A noter également qu’en application de l’article 702 du code de procédure pénale, lorsque les faits poursuivis constituent un délit prévu et réprimé,notamment,par les dispositions du code pénal relatives aux « zones protégées » ou une infraction connexe, la compétence est dévolue aux juridictions, d’instruction et de jugement, désignées pour les infractions en matière militaire en temps de paix. Il en résulte notamment que le tribunal compétent en premier ressort pour juger les délits d’intrusion dans une « zone protégée » est le tribunal correctionnel « en formation militaire ».
Comme indiqué supra, certaines « zones protégées » peuvent être qualifiées de « zones à régime restrictif » lorsque « le besoin de protection tient à l’impératif qui s’attache à empêcher que des éléments essentiels du potentiel scientifique ou technique de la nation :
1° Fassent l’objet d’une captation de nature à affaiblir ses moyens de défense, à compromettre sa sécurité ou à porter préjudice à ses autres intérêts fondamentaux ;
2° Ou soient détournés à des fins de terrorisme, de prolifération d’armes de destruction massive et de leurs vecteurs ou de contribution à l’accroissement d’arsenaux militaires.

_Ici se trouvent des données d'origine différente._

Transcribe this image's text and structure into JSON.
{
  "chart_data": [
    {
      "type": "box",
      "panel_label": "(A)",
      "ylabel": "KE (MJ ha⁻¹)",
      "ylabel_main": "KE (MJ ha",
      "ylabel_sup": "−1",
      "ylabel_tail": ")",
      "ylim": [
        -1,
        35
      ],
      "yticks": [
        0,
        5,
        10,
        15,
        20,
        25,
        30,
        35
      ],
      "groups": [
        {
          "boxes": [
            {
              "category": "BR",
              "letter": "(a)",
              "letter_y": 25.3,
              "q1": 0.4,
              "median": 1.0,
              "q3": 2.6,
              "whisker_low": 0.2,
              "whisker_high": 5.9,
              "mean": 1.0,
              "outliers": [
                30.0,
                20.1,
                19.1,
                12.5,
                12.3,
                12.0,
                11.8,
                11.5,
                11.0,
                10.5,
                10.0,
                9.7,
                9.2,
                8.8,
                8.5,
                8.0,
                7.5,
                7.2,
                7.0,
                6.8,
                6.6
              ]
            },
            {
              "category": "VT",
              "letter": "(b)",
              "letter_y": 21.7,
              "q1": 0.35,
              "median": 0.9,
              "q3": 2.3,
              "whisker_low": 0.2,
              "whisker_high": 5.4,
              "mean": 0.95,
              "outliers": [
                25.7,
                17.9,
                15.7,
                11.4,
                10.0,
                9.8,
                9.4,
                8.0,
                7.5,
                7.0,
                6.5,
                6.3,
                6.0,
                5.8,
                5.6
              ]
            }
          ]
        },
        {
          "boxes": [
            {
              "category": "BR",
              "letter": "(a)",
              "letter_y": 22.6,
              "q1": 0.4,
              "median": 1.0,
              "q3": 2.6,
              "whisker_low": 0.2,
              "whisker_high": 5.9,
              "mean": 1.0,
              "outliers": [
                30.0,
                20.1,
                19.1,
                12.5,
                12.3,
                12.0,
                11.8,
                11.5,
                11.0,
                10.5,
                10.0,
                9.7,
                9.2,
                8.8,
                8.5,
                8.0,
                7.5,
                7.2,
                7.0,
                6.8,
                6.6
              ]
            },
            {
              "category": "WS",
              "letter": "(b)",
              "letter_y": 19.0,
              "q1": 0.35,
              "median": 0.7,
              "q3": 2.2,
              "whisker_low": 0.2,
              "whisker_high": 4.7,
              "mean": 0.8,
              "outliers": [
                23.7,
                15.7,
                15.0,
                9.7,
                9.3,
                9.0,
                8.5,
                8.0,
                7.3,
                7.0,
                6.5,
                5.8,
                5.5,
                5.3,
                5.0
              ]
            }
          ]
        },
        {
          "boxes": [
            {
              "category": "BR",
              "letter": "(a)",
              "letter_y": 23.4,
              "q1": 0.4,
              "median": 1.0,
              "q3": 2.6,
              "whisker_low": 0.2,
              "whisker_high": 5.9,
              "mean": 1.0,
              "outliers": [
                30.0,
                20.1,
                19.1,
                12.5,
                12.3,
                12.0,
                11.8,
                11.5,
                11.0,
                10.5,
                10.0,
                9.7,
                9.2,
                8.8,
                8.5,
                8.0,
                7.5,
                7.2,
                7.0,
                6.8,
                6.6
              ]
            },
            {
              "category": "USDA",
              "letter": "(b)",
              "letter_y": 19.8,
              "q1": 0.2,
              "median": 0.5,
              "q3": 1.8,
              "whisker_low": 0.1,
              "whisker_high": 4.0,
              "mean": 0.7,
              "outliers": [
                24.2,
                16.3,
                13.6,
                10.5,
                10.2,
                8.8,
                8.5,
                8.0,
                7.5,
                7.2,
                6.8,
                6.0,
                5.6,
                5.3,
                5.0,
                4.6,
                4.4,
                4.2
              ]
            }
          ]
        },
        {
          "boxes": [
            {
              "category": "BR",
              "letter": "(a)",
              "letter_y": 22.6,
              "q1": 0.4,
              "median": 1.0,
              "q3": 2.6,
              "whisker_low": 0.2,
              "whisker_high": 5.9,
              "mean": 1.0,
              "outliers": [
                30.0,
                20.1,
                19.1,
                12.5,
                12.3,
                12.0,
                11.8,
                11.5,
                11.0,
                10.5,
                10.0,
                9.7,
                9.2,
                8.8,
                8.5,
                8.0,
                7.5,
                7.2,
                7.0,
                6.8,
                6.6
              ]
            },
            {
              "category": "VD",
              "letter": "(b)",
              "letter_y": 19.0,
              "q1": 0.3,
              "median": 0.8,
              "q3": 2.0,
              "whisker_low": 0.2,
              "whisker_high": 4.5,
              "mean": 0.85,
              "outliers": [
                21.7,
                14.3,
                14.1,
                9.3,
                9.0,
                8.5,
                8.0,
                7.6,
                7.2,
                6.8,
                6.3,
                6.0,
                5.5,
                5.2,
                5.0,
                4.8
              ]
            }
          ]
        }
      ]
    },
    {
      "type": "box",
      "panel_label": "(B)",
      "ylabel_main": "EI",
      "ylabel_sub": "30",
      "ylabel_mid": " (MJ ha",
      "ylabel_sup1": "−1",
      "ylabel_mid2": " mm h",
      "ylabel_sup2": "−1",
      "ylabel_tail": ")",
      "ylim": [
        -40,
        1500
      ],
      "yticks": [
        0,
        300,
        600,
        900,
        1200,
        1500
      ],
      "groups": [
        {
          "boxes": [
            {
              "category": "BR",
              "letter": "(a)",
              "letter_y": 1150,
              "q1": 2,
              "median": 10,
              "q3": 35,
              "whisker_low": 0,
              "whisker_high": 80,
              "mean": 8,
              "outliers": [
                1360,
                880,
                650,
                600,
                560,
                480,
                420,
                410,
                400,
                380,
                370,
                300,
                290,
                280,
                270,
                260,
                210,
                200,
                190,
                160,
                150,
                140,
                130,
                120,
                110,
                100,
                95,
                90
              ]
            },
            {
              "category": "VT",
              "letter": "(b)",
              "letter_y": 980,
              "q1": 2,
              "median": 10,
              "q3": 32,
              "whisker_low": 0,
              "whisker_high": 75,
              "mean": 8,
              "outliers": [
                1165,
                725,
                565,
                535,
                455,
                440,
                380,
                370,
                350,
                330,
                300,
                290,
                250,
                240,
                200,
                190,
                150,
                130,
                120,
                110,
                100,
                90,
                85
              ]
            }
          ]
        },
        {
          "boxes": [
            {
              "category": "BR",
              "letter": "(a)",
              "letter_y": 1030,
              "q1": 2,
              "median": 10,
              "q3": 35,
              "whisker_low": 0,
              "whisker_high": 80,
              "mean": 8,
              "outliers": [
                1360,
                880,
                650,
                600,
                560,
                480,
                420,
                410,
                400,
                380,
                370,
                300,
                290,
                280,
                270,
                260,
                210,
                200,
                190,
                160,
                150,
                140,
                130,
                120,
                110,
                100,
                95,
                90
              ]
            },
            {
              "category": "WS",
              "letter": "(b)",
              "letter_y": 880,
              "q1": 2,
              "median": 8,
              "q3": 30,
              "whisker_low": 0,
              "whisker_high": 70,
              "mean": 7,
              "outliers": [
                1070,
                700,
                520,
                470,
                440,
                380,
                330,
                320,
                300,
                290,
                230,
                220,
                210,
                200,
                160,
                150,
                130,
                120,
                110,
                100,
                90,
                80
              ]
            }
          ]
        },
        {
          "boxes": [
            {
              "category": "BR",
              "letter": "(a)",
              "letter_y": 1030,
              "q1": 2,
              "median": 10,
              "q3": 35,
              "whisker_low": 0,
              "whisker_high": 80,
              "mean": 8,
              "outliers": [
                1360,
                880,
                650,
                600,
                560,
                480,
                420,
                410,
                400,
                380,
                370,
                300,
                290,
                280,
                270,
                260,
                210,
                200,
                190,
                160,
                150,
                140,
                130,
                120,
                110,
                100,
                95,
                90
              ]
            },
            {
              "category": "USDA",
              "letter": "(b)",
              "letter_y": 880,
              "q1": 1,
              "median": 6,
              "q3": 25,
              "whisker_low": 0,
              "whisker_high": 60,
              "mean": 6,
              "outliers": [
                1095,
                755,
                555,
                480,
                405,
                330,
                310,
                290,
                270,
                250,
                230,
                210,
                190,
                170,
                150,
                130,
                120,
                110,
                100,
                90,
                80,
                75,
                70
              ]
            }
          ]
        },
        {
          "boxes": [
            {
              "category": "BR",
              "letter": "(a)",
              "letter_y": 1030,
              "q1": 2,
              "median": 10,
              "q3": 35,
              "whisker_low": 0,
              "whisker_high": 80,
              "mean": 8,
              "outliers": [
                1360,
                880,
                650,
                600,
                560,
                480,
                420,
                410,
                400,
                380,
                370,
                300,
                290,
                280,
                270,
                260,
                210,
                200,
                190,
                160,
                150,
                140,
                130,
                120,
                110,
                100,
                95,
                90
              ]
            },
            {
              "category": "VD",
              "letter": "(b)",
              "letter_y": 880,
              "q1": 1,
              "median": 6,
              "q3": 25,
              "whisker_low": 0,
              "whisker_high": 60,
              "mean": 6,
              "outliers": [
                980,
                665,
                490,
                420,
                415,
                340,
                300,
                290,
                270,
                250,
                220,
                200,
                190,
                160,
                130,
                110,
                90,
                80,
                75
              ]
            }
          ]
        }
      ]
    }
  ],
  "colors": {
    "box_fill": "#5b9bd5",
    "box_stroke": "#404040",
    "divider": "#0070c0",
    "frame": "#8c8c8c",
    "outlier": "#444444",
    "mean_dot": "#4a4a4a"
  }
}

Les zones à régime restrictif peuvent inclure, dans leur périmètre, des locaux dont la protection renforcée est justifiée par « l’entreposage de produits ou par l’exécution d’activités comportant des risques particuliers au regard des impératifs mentionnés » ci-dessus (article R. 413-5-1 du code pénal[22]). Dans ce cas, l’intrusion dans une telle zone est punie par les mêmes peines que celles prévues pour l’introduction non autorisée dans une zone protégée.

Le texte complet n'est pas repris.